Y que en este cambio Netflix ha dado un paso más largo que el resto tampoco hay
quien lo discuta. El año pasado lo hizo con la sensorial Roma, de Alfonso Cuarón, y este año ha ido más lejos con el El irlandés, de un tal Martin Scorsese o
con la referida Historia de un matrimonio.

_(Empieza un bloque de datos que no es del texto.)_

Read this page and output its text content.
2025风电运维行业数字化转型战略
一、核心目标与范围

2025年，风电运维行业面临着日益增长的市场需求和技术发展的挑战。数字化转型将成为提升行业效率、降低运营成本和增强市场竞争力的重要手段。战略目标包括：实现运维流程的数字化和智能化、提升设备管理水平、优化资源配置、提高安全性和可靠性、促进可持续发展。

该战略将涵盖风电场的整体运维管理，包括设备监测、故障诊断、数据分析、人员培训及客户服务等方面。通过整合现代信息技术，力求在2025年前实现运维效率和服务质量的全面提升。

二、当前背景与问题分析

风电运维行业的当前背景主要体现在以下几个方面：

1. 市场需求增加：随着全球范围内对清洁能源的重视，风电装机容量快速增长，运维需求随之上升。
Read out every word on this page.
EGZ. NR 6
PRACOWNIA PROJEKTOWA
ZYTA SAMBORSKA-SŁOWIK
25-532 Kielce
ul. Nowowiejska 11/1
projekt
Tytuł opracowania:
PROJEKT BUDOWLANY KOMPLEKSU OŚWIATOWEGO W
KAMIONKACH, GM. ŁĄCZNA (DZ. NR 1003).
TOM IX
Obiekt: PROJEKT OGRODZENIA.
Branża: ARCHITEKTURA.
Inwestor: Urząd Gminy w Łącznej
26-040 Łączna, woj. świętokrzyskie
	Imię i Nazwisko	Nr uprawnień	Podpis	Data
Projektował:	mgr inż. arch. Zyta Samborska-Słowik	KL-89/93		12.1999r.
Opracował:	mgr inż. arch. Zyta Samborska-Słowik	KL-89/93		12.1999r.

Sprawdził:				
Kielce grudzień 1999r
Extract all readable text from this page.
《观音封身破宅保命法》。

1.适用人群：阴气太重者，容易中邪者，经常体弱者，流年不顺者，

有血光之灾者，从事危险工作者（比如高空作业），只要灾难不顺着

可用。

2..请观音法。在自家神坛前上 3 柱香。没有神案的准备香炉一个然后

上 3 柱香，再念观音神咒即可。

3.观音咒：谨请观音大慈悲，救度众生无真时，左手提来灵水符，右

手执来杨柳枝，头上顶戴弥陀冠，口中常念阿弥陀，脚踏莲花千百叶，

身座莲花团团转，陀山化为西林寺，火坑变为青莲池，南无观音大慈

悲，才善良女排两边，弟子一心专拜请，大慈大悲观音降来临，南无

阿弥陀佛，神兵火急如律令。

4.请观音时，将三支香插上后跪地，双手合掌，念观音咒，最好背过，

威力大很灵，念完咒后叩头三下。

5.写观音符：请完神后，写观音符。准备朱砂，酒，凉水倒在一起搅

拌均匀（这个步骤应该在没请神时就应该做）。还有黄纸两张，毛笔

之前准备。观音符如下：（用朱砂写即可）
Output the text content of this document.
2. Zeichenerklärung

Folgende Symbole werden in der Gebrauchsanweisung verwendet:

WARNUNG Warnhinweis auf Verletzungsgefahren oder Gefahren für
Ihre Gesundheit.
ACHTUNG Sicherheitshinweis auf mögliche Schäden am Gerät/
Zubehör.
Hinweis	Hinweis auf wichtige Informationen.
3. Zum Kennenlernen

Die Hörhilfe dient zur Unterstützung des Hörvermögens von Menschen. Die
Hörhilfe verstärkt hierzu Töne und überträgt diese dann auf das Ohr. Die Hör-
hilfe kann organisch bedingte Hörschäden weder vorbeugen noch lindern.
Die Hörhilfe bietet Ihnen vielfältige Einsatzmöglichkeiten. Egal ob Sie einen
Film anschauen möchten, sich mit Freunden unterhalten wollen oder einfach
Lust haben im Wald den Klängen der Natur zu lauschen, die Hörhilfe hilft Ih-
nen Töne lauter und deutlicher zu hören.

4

Un inciso. Con respecto a la película de Scorsese, que tanto se está
comentando, indiscutiblemente no es una de sus obras mayores, no es Uno de los nuestros o Taxi Driver, no, pero está muy por
encima de la media de lo que podemos contemplar. Porque, a fin de cuentas, es
una película de Scorsese, con todo lo que eso entraña.
Hay
quien reconoce en Historia de un matrimonio
una nueva Kramer contra Kramer,
aquella legendaria película que nos instruyó en el divorcio y sus dolores
cuando aún éramos unos novatos en el tema. Es una analogía demasiado simple,
entiendo. La película de Noah Baumbach es una recreación de la ruptura desde
todos los ángulos posibles, y contando con la participación de todos los
afectados, en primer, segundo y tercer grado, de la pareja misma, a los hijos,
y sin olvidarse de la familia y amigos. Fascinantes las interpretaciones de
Scarlet Johanson y de Adam Driver, así como del resto del elenco, con unos
sobresalientes Alan Alda, Laura Dern y Ray Liotta. La crítica coincide en una
palabra para definir esta película: desgarradora. La palabra más acertada en
este caso. Ya que toda ruptura supone eso, un auténtico y emocional desgarro,
perder una parte, ya sea el 11 de diciembre, el primer lunes del año o el 23 de
junio, mientras suena la canción de Vetusta Morla.